Indonesia’s population is tech-savvy but woefully underbanked – around two-thirds of the country’s 260 million residents don’t have bank accounts. There is also high-level government support for an ecosystem that would have fintech at its heart. This includes President Joko Widodo’s ambitious push to fast-track a digital economy: the plan is to achieve annual e-commerce transaction value of $130 billion and crate 1,000 tech start-ups with a value of $10 billion by 2020.
Indonesia also appealed because of how it differed from China. Whereas electronic payments and transfers account for more than 80% of fintech activity in the latter market, the former is dominated by P2P as well as e-payments, according to EY. Cumulative e-money transactions in Indonesia grew six-fold between 2012 and 2017, reaching IDR12.3 trillion. Meanwhile, P2P loan issuance doubled year-on-year to IDR6.2 trillion between January and May of 2018 alone.
However, the approach taken by small tech start-ups is far removed from that of established technology players like Alibaba Group and Tencent Holdings. Organic expansion is on the agenda, but these giants have tended to establish partnerships and make minority investments in local groups. In 2018, Alibaba launched a mobile wallet with local media company Emtek, while Tencent backed Go-Jek. Domestic fintech companies can therefore benefit from capital and strategic support.
“Large Chinese tech groups do not only make investments in Indonesia and Southeast Asia to generate financial returns, they also look at whether they can leverage operating experience and technologies developed in China to support those local players. . In a highly competitive market like Indonesia, having a deep-pocketed Chinese investor can bring significant security to a young fintech company,” says Hans De Back, a partner at Finch Capital.
By contrast, the P2P platforms have no well-structured strategic rationale. They came to Indonesia largely because they could no longer do business in China. “It is because their house is on fire back home. Of course, established P2P players like Lufax will continue operating in China, but for the smaller ones, getting out of China seems to be the only option,” says Zennon Kapron, founder of Kapronasia, an Asia-focused fintech consultancy.
Playing it safe
Given the regulatory uncertainty and negative public response, investors have largely avoided the P2P and instead focused on fintech companies in other segments. One example is CashCash, which facilitates the sale of products provided by more than 60 Indonesian online lending platforms.

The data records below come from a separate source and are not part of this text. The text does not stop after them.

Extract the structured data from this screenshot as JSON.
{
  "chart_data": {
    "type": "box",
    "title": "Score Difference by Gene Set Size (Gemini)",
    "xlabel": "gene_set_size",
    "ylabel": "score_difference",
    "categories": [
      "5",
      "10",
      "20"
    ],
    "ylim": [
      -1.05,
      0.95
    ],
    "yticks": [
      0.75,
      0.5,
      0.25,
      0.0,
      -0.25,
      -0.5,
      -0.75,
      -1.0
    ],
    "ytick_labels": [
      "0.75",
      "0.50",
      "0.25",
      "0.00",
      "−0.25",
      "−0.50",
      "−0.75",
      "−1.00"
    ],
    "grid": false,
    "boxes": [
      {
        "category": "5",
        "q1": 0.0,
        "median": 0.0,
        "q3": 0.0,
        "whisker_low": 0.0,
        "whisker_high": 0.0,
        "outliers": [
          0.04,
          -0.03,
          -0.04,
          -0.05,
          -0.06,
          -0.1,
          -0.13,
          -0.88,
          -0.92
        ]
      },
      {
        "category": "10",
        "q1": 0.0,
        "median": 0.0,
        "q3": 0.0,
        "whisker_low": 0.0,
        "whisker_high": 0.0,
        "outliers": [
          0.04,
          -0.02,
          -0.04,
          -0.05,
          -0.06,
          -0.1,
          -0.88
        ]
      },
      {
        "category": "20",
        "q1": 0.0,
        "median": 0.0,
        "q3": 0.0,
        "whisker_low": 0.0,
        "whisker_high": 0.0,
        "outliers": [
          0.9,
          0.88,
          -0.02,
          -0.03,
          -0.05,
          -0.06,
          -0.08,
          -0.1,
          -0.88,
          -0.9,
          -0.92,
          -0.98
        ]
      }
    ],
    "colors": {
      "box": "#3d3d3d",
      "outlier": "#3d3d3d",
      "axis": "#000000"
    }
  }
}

“CashCash is a pure technology platform and thus is not involved with the lending side. We think credit assessment platforms like this have the highest value in Indonesia’s fintech sector. If there are any products deemed having violated some regulations, all the company needs to do is take them down,” says a Beijing-based investor who participated in the company’s Series A round.
Wecash, another VC-backed Chinese start-up, meets the same criteria. The company, which uses big data and machine learning to help banks make credit assessments, co-underwrite consumer loans and detect fraud, has set up a joint venture with local fintech specialists Kresna Investments and JAS Kapital.
“A lot of the local big boys work closely with their Chinese counterparts because the business models of those Chinese players are probably 5-10 years ahead of Indonesia in fintech. But it remains to seen whether those models can be replicated on a like-for-like basis in Indonesia, where borrowing and payment practices are quite different from China,” says Fong Jek Gan, a founding managing partner at Jubilee Capital, which makes tech investments in the US and Asia Pacific.